Maybe the writer was a huge fan of the first Game of Thrones book? Candyman is so into the kiss he starts vomiting bees afterwards and decides to pull his classic “show her my skeletal torso swarming with bees” seduction technique. This snaps her out of her Lannister siblings fantasies about him, and she destroys the painting which also destroys Candyman.

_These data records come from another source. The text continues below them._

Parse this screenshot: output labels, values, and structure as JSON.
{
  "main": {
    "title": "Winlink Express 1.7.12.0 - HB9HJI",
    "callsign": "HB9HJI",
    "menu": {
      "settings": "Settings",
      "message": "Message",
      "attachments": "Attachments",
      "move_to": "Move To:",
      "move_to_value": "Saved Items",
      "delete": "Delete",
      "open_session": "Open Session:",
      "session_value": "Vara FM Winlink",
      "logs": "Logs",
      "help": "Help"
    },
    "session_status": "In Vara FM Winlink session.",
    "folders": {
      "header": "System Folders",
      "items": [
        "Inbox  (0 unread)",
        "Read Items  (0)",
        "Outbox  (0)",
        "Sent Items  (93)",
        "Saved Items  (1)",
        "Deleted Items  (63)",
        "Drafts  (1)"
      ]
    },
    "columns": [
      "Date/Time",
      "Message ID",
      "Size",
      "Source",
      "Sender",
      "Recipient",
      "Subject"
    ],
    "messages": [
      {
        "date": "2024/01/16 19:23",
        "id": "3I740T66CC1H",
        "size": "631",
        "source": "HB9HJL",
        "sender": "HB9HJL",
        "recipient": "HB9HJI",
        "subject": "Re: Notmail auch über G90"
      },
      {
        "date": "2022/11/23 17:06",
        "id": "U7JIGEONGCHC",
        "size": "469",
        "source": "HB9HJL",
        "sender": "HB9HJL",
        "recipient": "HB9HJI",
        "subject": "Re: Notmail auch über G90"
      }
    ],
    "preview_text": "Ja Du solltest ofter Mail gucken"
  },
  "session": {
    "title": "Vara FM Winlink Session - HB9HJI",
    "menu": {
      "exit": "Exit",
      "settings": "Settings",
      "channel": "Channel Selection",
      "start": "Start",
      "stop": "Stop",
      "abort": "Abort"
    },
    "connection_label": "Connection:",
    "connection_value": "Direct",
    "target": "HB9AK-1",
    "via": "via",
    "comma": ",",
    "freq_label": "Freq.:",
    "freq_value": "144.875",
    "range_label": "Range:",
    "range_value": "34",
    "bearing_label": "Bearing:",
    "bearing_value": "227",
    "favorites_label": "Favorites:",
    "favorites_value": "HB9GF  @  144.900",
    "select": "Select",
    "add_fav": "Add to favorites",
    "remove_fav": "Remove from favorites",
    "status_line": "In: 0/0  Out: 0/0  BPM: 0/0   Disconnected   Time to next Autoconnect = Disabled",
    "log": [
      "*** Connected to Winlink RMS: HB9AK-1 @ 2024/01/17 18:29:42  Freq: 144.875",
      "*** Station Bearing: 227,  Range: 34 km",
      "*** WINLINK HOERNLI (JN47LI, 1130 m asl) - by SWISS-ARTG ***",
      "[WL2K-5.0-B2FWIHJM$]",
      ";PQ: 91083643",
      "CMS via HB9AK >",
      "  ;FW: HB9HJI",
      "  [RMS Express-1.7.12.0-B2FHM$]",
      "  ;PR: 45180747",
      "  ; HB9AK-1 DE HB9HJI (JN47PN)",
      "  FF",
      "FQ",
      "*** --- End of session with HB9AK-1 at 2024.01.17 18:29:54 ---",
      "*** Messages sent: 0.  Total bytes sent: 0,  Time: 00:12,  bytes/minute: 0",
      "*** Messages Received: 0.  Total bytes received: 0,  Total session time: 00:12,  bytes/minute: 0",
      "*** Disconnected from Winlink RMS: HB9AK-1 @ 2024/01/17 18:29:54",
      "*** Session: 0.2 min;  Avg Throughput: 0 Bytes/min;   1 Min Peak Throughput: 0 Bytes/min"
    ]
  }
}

Inexplicably, the former Detective Kraft finds Caroline in the meatpacking plant. He also inexplicably has a meat hook, and is about to kill her as he declares himself “the Candyman.” Fortunately, Detective Matthews followed Kraft and shoots him in the nick of time, thus Kraft is considered responsible for the Candyman murders. Because of this, Caroline feels she has destroyed the legend of Candyman by attaching it to a dead, rogue cop. She is SO confident about this, she says it in a cocky voice in front of a mirror and a hook bursts through the mirror! But of course it is just a nightmare.
This time she wakes up in the middle of some grass. This has to be another dream sequence right?

It’s not a dream sequence. She is visiting her mom’s grave in New Orleans with David and his daughter. Which is sweet. Except for the part where she just passed out in the grass near the grave, and David and his daughter just waited for her to wake up?
Whatever that’s the end.
Random Observations:
- This film has a bizarre amount of gratuitous nudity and overt sexuality, obviously taking influence from contemporary slashers and likely some money hungry, meddling producers if I had to place bets
- Having recently watched 2001’s Valentine, I wonder if the creators of that film were influenced by this one. The L.A. setting, sleazy police officer, and focus on twentysomething women really give a similar vibe
- It doesn’t really play into the story, but Caroline is also an artist, again connecting Candyman to his direct descendants through their interest in art
- I love the fact that the gang Caroline and David are searching for turns out to be a bunch of white Goths. But also that whole subplot didn’t need to exist.
- I know I dunked on Donna D’Errico’s acting in this a lot. I’m sure she is a nice enough person, but I just don’t think she was ready to lead a film at this point.
Verdict:
Candyman: Farewell to the Flesh at least tries to honor the original in spirit and tone. Candyman 3: Day of the Dead has some decent moments and ideas, but it really doesn’t seem to understand its own franchise, and as a result is just a cheap bastardization of the original that isn’t worth the viewing. If Farewell to the Flesh felt like fanfiction, this feels like fanfiction replete with typos and Author’s Notes like, “Soooo hey guys…totally forgot Candyman and Caroline are related >.< but I’ve already started so just pretend they AREN’T related 😛 P.S. no reviews no chapters!!!”
Candyman is often called a slasher, but it feels more like a Gothic horror story set in an urban landscape. But this film plays as a slasher with some serious Hellraiser vibes to boot (perhaps a nod to Clive Barker, whose stories generated both franchises). Gone is the hypnotic soundtrack, the chills, and the strong sense of place. Gone is the sympathetic depiction of Daniel Robitaille as an innocent victim of a racist lynching who becomes the evil people put upon him. It is an amusing movie to watch, but a far cry from the films before it. Hopefully, Nia DaCosta can deliver on the the man, the myth, the legend with the upcoming spiritual sequel to the first.